Before being bought by Intel, the company made components for Google’s Clips camera and DJI’s consumer recreation drones. Post-acquisition, the company developed a groundbreaking new processor called Myriad X in 2018. The chipset could process 1 TOPS using a custom accelerator called a neural compute engine.
Keem Bay is Movidius’ third-generation VPU and boasts ten times the processing power of the Myriad X.
During its Keem Bay unveiling, Intel revealed that its new chipset will utilize its OpenVINO toolkit and Edge AI DevCloud. Consequently, the firm’s clients can prototype and test their AI systems in a host of different hardware configurations. With those features, it’s clear that Intel is taking aim at Nvidia’s EGX Edge Super Computing platform.
Furthermore, the firm is working to lure in customers by offering a comparable interface with superior hardware. At its AI event, Intel claimed that Keem Bay is capable of four times the TOPS as Nvidia’s Xavier chipset. Moreover, the chipmaker said that its product provides a superior level of performance with one-fifth of its competitor’s power consumption.
Intel also used the summit to assert hardware superiority over Chinese conglomerate Huawei. The American company boasted that its forthcoming chipset has 1.25 times the processing power of the Sino firm’s HiSilicon Ascend 310. Plus, the manufacturer said that Keem Bay outperforms its overseas counterpart in energy efficiency by a factor of three.

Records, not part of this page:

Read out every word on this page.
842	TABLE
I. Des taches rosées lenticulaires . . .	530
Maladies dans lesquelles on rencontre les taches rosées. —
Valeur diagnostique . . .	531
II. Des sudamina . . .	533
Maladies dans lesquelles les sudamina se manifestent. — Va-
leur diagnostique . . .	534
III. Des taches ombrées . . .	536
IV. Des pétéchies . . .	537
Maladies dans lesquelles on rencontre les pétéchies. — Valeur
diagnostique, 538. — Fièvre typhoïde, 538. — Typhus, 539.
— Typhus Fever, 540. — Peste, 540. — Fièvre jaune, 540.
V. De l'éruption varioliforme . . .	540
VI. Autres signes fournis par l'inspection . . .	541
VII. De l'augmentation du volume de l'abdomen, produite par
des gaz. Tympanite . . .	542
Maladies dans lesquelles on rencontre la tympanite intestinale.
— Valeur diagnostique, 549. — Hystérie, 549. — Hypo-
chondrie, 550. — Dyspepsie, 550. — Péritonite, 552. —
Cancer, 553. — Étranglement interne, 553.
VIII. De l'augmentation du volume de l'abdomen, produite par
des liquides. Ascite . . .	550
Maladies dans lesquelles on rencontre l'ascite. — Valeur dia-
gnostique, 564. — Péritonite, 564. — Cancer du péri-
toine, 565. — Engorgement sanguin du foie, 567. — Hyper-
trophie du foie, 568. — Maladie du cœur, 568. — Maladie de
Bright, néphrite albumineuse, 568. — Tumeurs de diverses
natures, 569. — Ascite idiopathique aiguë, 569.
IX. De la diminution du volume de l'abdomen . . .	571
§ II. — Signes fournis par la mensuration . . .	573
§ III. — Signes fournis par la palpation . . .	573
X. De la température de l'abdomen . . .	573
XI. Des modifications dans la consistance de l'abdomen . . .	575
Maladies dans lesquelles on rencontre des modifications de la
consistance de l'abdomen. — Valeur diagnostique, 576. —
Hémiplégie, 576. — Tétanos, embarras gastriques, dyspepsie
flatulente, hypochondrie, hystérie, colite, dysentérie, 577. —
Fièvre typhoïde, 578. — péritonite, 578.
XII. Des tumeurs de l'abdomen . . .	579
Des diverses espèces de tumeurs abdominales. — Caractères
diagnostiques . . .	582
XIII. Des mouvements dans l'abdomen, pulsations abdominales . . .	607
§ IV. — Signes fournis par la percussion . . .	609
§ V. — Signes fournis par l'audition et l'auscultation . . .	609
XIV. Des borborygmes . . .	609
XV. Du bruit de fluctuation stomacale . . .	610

This year, Intel’s AI revenue will exceed $3.5 billion, a threefold increase from 2017. Even though the firm estimates that the deep learning chipset market will hit $40 billion by 2022, its AI component segment has a lot of room to grow.
For instance, Google and UPS both have drone delivery in their near-term roadmaps. Those firms will need chipsets that can perform vast amounts of computations at the edge to complete their deliveries. With Keem Bay, Intel has positioned itself as the potential best-in-class supplier of those components.